4. A computer system, comprising:

one or more processors;

memory; and

one or more programs, wherein the one or more programs are stored in the memory and configured to be executed by the one or more processors, the one or more programs including instructions that when executed by the one or more processors cause the computer system to:

a. receive azimuthal gamma ray data from a horizontal well;

b. calculate a difference between an up-sector gamma ray signal and a down-sector gamma ray signal and normalizing the difference by an average gamma ray value to generate a gamma ray difference value;

c. use the gamma ray difference value to identify heterogeneous intervals along the horizontal well to generate a heterogeneity index; and

d. use the heterogeneity index for at least one of geomechanical analysis of wellbore stability, drilling performance analysis, fracturing decisions, and production performance diagnosis.

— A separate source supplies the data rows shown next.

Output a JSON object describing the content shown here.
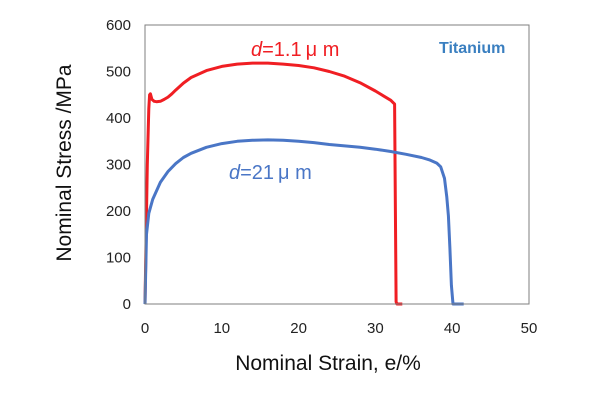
{
  "chart_data": {
    "type": "line",
    "title": "",
    "xlabel": "Nominal Strain, e/%",
    "ylabel": "Nominal Stress /MPa",
    "xlim": [
      0,
      50
    ],
    "ylim": [
      0,
      600
    ],
    "x_ticks": [
      0,
      10,
      20,
      30,
      40,
      50
    ],
    "y_ticks": [
      0,
      100,
      200,
      300,
      400,
      500,
      600
    ],
    "grid": false,
    "annotation": {
      "text": "Titanium",
      "color": "#3a7fc0"
    },
    "series": [
      {
        "label_italic": "d",
        "label_rest": "=1.1 μ m",
        "color": "#f01e23",
        "x": [
          0,
          0.3,
          0.5,
          0.6,
          0.7,
          0.9,
          1.2,
          1.5,
          2,
          2.5,
          3,
          3.5,
          4,
          5,
          6,
          8,
          10,
          12,
          14,
          16,
          18,
          20,
          22,
          24,
          26,
          28,
          30,
          31,
          32,
          32.5,
          32.6,
          32.7,
          32.8,
          33.5
        ],
        "y": [
          0,
          300,
          420,
          450,
          452,
          440,
          436,
          435,
          436,
          440,
          445,
          452,
          460,
          475,
          487,
          502,
          511,
          516,
          518,
          518,
          516,
          513,
          508,
          500,
          490,
          476,
          458,
          448,
          438,
          430,
          200,
          5,
          0,
          0
        ]
      },
      {
        "label_italic": "d",
        "label_rest": "=21 μ m",
        "color": "#4a76c6",
        "x": [
          0,
          0.2,
          0.5,
          1,
          2,
          3,
          4,
          5,
          6,
          8,
          10,
          12,
          14,
          16,
          18,
          20,
          22,
          24,
          26,
          28,
          30,
          32,
          34,
          36,
          37,
          38,
          38.5,
          39,
          39.3,
          39.5,
          39.7,
          39.9,
          40.1,
          41.5
        ],
        "y": [
          0,
          150,
          195,
          225,
          262,
          285,
          302,
          315,
          324,
          337,
          345,
          350,
          352,
          353,
          352,
          350,
          347,
          343,
          340,
          337,
          333,
          328,
          322,
          315,
          310,
          303,
          295,
          270,
          230,
          190,
          120,
          40,
          0,
          0
        ]
      }
    ]
  }
}
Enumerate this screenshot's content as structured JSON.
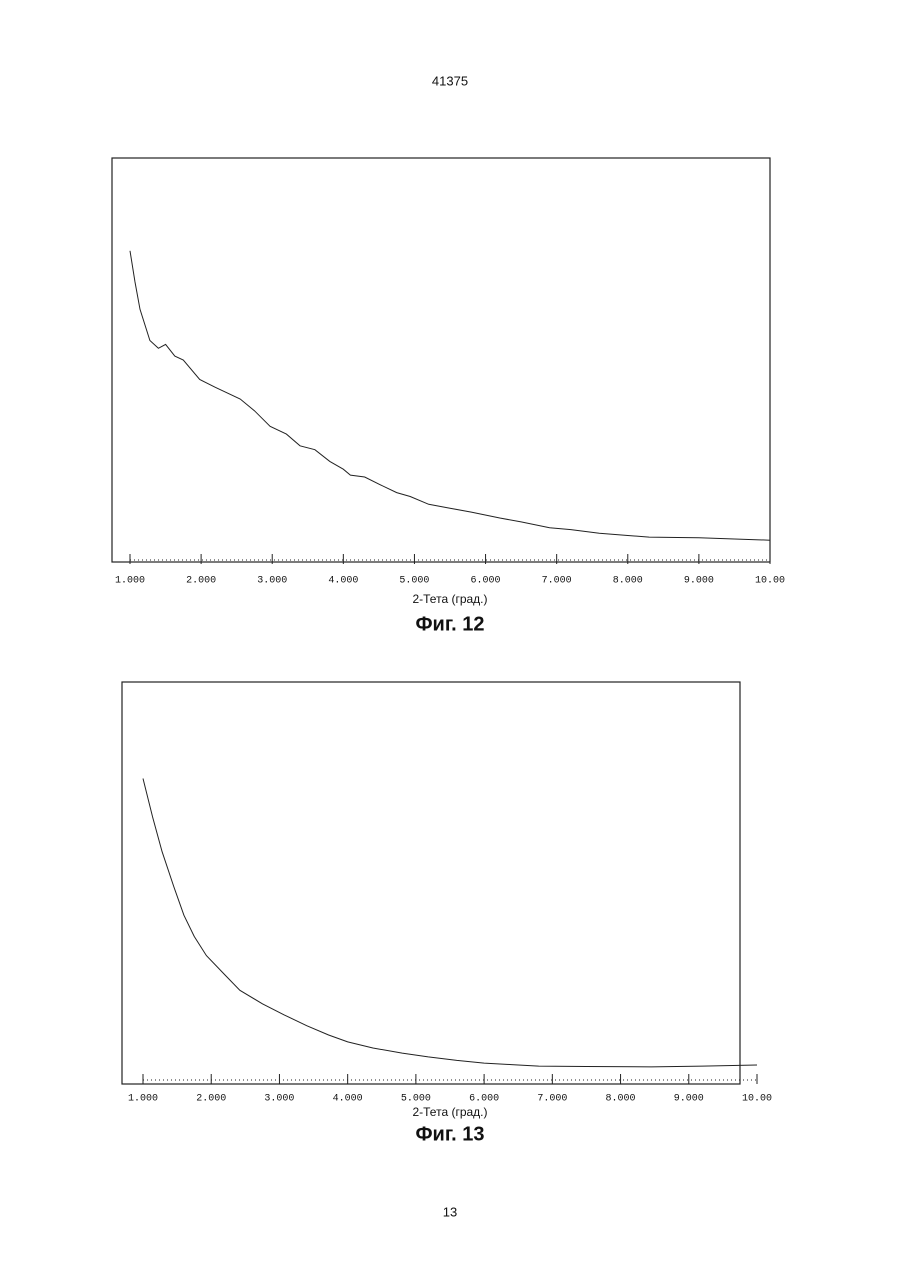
{
  "header": "41375",
  "footer": "13",
  "chart_data": [
    {
      "type": "line",
      "caption": "Фиг. 12",
      "x_label": "2-Тета (град.)",
      "xlim": [
        1,
        10
      ],
      "ylim": [
        0,
        100
      ],
      "xticks": [
        {
          "value": 1,
          "label": "1.000"
        },
        {
          "value": 2,
          "label": "2.000"
        },
        {
          "value": 3,
          "label": "3.000"
        },
        {
          "value": 4,
          "label": "4.000"
        },
        {
          "value": 5,
          "label": "5.000"
        },
        {
          "value": 6,
          "label": "6.000"
        },
        {
          "value": 7,
          "label": "7.000"
        },
        {
          "value": 8,
          "label": "8.000"
        },
        {
          "value": 9,
          "label": "9.000"
        },
        {
          "value": 10,
          "label": "10.00"
        }
      ],
      "series": [
        {
          "color": "#222222",
          "x": [
            1.0,
            1.07,
            1.14,
            1.28,
            1.4,
            1.5,
            1.63,
            1.75,
            1.98,
            2.2,
            2.55,
            2.75,
            2.97,
            3.2,
            3.39,
            3.6,
            3.81,
            4.0,
            4.1,
            4.3,
            4.52,
            4.75,
            4.94,
            5.2,
            5.5,
            5.8,
            6.2,
            6.5,
            6.9,
            7.2,
            7.6,
            8.0,
            8.3,
            8.7,
            9.0,
            9.5,
            10.0
          ],
          "values": [
            78,
            70,
            63,
            55,
            53,
            54,
            51,
            50,
            45,
            43,
            40,
            37,
            33,
            31,
            28,
            27,
            24,
            22,
            20.5,
            20,
            18,
            16,
            15,
            13,
            12,
            11,
            9.5,
            8.5,
            7,
            6.5,
            5.6,
            5,
            4.6,
            4.5,
            4.4,
            4.1,
            3.8
          ]
        }
      ]
    },
    {
      "type": "line",
      "caption": "Фиг. 13",
      "x_label": "2-Тета (град.)",
      "xlim": [
        1,
        10
      ],
      "ylim": [
        0,
        100
      ],
      "xticks": [
        {
          "value": 1,
          "label": "1.000"
        },
        {
          "value": 2,
          "label": "2.000"
        },
        {
          "value": 3,
          "label": "3.000"
        },
        {
          "value": 4,
          "label": "4.000"
        },
        {
          "value": 5,
          "label": "5.000"
        },
        {
          "value": 6,
          "label": "6.000"
        },
        {
          "value": 7,
          "label": "7.000"
        },
        {
          "value": 8,
          "label": "8.000"
        },
        {
          "value": 9,
          "label": "9.000"
        },
        {
          "value": 10,
          "label": "10.00"
        }
      ],
      "series": [
        {
          "color": "#222222",
          "x": [
            1.0,
            1.14,
            1.28,
            1.45,
            1.6,
            1.75,
            1.93,
            2.2,
            2.42,
            2.75,
            3.07,
            3.4,
            3.72,
            4.0,
            4.37,
            4.8,
            5.18,
            5.6,
            6.0,
            6.4,
            6.8,
            7.5,
            8.45,
            9.2,
            10.0
          ],
          "values": [
            77,
            67,
            58,
            49,
            41.5,
            36,
            31,
            26,
            22,
            18.5,
            15.6,
            12.8,
            10.4,
            8.6,
            7,
            5.7,
            4.7,
            3.8,
            3.1,
            2.7,
            2.3,
            2.2,
            2.1,
            2.3,
            2.6
          ]
        }
      ]
    }
  ]
}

5. The computer system of claim 4 further comprising using a machine-learning model, wherein the machine-learning model was trained to predict mineralogy from gamma ray well logs, rate of penetration of a drill bit, and weight on the drill bit, and wherein the mineralogy is also used to generate the heterogeneity index.

6. The computer system of claim 4 further comprising segmenting an azimuthal gamma ray image to calculate a cross-section and total volume of hard rock the drill bit cut through and using the cross-section and total volume of hard rock in addition to the heterogeneity index for the at least one of geomechanical analysis of wellbore stability, drilling performance analysis, fracturing decisions, and production performance diagnosis.